Prez speech has outlined enormous task that lies ahead for govt
The Congress’ criticism that the speech was all rhetoric and did not outline an action plan is uncalled for. The President is not meant to unveil a roadmap, he is meant to raise the issues that the govt has to tackle.comment Updated: Jun 10, 2014 02:26 IST
It was the welcome dose of realism needed after the pyrotechnics of the high-voltage campaign and the scorching pace set by the Narendra Modi government in its initial days.
President Pranab Mukherjee’s address to Parliament outlined in dispassionate terms the enormous task that lies ahead for the government, which has come to power generating very high expectations.
The issue that got the biggest cheers was the issue of the return of the Kashmiri Pandits to their home. While this is an emotional subject, it remains to be seen how this can be done given the fact that there are heightened passions in the Valley over the issue of the repeal of Article 370, which the BJP government has raised.
The Congress’ criticism that the speech was all rhetoric and did not outline an action plan is uncalled for. The President is not meant to unveil a roadmap, he is meant to raise the issues that the government has to tackle.
The trickiest perhaps, given the dictum, ‘minimum government and maximum governance’ is the issue of food inflation. This will require a considerable amount of government to begin with, given state monopoly on prices and state control of buffer stocks.
Given that the monsoon is not likely to be up to par, as indicated in the speech, food inflation is something on which the government has to act very quickly. The idea of pucca homes with sanitation, if executed as per the promises made by the BJP during the campaign, would do more to improve quality of life for the vast majority of Indians than any other measure.
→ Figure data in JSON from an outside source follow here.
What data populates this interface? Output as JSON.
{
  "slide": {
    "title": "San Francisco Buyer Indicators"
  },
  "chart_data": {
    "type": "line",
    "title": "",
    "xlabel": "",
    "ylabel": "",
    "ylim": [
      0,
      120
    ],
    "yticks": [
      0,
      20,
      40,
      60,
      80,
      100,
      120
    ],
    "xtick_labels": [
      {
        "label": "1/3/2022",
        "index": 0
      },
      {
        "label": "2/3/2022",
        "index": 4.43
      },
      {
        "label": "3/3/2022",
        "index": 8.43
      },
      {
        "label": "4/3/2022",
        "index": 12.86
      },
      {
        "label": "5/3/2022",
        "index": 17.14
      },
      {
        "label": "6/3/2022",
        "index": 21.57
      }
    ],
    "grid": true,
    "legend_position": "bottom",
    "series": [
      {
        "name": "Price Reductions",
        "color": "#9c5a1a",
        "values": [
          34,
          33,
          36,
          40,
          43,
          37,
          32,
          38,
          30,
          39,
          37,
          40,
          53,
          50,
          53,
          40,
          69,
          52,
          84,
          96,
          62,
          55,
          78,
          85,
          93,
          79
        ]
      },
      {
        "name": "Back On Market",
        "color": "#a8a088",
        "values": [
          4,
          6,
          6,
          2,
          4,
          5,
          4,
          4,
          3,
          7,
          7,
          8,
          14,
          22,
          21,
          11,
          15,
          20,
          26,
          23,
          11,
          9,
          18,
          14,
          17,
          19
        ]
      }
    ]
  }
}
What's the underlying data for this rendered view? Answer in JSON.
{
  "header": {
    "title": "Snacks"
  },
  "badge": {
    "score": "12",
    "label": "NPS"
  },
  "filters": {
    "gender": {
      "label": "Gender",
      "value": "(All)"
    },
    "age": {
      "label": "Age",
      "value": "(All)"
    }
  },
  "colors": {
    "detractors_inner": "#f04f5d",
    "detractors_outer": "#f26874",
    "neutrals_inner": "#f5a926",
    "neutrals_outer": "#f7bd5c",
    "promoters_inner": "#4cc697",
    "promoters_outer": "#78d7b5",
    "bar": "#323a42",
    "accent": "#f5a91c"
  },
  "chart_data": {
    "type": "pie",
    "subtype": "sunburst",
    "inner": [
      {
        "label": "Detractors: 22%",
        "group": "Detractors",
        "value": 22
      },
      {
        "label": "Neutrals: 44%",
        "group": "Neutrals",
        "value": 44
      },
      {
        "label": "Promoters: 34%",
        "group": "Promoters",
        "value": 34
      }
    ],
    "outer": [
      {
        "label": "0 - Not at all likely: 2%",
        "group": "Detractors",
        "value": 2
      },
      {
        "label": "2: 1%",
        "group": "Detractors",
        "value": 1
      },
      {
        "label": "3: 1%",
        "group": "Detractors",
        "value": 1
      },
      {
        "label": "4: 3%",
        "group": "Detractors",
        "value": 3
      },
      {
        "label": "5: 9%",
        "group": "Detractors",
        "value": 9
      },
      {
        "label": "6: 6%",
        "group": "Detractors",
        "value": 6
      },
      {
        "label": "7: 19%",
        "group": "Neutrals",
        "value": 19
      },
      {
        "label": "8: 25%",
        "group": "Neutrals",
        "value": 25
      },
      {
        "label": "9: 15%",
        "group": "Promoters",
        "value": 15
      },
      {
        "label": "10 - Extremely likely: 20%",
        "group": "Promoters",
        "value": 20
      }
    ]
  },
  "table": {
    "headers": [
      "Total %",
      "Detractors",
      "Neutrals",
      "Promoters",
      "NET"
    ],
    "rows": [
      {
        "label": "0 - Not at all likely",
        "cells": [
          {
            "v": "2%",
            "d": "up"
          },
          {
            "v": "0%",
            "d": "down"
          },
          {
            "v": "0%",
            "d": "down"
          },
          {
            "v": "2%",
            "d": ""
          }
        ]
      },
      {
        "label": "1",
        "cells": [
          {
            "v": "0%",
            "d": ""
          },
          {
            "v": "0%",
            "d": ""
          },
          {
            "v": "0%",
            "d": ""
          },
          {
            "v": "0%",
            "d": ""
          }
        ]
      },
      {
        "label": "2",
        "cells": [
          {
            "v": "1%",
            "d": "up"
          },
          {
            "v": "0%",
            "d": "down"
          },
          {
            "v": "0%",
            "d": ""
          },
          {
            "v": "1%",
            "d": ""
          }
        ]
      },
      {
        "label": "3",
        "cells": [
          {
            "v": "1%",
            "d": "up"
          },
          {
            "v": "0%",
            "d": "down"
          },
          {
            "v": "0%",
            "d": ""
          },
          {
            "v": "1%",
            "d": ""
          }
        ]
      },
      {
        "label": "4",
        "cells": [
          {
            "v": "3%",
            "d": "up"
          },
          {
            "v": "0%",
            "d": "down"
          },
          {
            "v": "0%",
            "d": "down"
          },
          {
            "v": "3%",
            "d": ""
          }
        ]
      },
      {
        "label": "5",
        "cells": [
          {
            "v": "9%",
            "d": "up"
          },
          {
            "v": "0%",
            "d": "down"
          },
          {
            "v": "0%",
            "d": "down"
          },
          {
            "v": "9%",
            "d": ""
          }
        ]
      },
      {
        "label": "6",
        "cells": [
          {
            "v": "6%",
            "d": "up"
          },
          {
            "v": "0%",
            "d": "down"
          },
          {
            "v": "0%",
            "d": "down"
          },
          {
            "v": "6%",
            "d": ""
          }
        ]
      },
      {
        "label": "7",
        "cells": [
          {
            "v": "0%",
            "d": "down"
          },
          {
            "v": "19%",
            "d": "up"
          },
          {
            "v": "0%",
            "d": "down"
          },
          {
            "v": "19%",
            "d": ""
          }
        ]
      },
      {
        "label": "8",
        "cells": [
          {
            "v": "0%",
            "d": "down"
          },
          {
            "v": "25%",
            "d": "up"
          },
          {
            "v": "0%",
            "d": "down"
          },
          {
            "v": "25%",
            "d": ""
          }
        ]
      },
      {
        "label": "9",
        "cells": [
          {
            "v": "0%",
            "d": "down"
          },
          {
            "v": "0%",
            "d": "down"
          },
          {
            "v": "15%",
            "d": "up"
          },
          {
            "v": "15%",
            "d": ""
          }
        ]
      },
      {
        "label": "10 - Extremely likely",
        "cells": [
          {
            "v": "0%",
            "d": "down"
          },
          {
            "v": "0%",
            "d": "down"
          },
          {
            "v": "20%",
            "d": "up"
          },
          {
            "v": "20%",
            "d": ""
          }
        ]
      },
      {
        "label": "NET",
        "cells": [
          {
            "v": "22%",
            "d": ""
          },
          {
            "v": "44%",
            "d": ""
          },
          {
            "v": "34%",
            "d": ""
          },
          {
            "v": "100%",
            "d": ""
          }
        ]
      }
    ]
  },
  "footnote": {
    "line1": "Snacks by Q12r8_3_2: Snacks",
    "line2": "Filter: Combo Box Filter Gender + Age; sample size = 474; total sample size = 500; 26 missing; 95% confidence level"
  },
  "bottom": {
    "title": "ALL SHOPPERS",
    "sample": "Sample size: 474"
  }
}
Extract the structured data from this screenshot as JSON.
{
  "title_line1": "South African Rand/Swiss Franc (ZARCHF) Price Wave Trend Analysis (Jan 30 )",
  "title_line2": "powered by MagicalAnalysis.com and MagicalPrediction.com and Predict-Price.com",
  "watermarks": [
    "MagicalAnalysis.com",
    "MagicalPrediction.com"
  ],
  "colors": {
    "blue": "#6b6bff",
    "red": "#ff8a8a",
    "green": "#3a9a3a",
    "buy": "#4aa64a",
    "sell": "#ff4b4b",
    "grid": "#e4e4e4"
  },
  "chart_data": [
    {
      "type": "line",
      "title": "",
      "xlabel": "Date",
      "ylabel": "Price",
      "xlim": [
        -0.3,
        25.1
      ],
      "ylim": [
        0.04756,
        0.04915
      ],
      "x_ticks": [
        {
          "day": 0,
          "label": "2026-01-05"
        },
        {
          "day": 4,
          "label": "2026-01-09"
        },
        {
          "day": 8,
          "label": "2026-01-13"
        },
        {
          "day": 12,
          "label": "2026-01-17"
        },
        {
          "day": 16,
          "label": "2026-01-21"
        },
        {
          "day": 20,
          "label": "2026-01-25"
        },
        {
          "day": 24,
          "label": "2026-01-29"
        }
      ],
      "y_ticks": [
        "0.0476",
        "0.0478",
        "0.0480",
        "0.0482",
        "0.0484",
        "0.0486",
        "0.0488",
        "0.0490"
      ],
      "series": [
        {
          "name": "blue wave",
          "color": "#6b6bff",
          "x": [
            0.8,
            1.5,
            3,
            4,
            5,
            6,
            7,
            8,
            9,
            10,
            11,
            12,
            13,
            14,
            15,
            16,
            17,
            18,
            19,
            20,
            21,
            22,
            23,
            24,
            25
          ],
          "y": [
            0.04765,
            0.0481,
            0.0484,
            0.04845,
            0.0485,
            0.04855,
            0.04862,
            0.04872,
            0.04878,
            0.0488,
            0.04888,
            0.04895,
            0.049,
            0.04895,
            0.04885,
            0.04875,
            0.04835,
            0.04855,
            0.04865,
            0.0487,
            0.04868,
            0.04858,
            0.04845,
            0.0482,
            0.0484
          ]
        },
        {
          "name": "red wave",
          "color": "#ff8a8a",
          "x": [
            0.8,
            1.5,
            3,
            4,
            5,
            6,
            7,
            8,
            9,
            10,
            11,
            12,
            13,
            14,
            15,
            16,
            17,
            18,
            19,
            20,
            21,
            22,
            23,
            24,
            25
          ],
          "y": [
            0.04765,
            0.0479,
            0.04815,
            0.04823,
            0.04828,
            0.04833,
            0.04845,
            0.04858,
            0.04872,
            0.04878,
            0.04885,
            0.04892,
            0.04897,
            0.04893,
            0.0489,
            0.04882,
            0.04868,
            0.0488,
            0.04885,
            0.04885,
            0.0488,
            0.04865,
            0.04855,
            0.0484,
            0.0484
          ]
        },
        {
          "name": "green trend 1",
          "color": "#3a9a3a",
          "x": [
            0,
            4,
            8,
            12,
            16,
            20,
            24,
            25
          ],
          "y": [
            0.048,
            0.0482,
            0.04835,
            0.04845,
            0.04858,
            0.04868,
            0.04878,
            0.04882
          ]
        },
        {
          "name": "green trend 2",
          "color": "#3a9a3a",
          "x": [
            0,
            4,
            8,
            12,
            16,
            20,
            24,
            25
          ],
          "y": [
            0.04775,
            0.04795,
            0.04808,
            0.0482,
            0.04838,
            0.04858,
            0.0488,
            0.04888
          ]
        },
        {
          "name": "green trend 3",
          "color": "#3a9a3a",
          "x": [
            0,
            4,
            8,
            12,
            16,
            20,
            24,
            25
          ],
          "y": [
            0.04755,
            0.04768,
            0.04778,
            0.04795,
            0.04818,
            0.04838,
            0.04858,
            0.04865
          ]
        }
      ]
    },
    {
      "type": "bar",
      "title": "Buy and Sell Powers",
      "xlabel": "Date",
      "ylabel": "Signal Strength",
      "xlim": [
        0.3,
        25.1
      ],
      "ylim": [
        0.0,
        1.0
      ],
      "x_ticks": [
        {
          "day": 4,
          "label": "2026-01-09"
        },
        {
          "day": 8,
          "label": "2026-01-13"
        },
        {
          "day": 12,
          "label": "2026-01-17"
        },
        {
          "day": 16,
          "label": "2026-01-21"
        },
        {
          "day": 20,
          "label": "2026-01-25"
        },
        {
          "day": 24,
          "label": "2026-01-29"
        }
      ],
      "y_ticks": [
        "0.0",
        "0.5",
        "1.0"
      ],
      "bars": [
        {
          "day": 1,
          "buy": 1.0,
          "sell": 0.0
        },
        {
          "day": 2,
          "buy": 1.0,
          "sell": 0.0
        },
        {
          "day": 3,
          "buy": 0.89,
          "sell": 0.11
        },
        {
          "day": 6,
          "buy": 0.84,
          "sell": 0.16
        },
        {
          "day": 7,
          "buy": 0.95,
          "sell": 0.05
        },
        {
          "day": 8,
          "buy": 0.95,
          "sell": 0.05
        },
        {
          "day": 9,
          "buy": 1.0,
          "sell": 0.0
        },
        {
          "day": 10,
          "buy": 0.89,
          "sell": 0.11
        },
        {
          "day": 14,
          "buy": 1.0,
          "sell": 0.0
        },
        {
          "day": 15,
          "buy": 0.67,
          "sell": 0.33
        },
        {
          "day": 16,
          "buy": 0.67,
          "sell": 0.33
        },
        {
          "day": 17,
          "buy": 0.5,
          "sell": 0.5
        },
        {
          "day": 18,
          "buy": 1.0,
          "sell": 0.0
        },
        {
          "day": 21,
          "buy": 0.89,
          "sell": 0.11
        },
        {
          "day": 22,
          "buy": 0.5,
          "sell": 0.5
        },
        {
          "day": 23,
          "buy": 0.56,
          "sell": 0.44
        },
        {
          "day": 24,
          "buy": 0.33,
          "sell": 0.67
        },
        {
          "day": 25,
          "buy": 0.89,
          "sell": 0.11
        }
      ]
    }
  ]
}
It will also have a huge spin-off effect on health. The idea of reaping the demographic dividend by empowering the youth with skills is again something that brooks no delay if the moment is not to pass India by.
The emphasis on a national maritime authority is absolutely spot-on, given that the earlier government spoke at great length about securing our coastline, especially after the 26/11 attacks but did precious little about it.
The underlying theme of building Brand India is unexceptionable but unless there is a major boost to infrastructure, this will remain an empty slogan. The idea of bullet trains, a diamond quadrilateral and the creation of 100 new cities may sound a little Utopian at present, but then nothing can be achieved without thinking big, given how far India has fallen behind on these.
Rationalising a non-adversarial tax regime will feature high on the agenda of the new government as also tackling and recovering black money. This is easier said than done and it will be interesting to see what mechanism is employed to do this.
In all, the President covered all the angles. Now the task of operationalising this begins and this will be the true litmus test for the new government.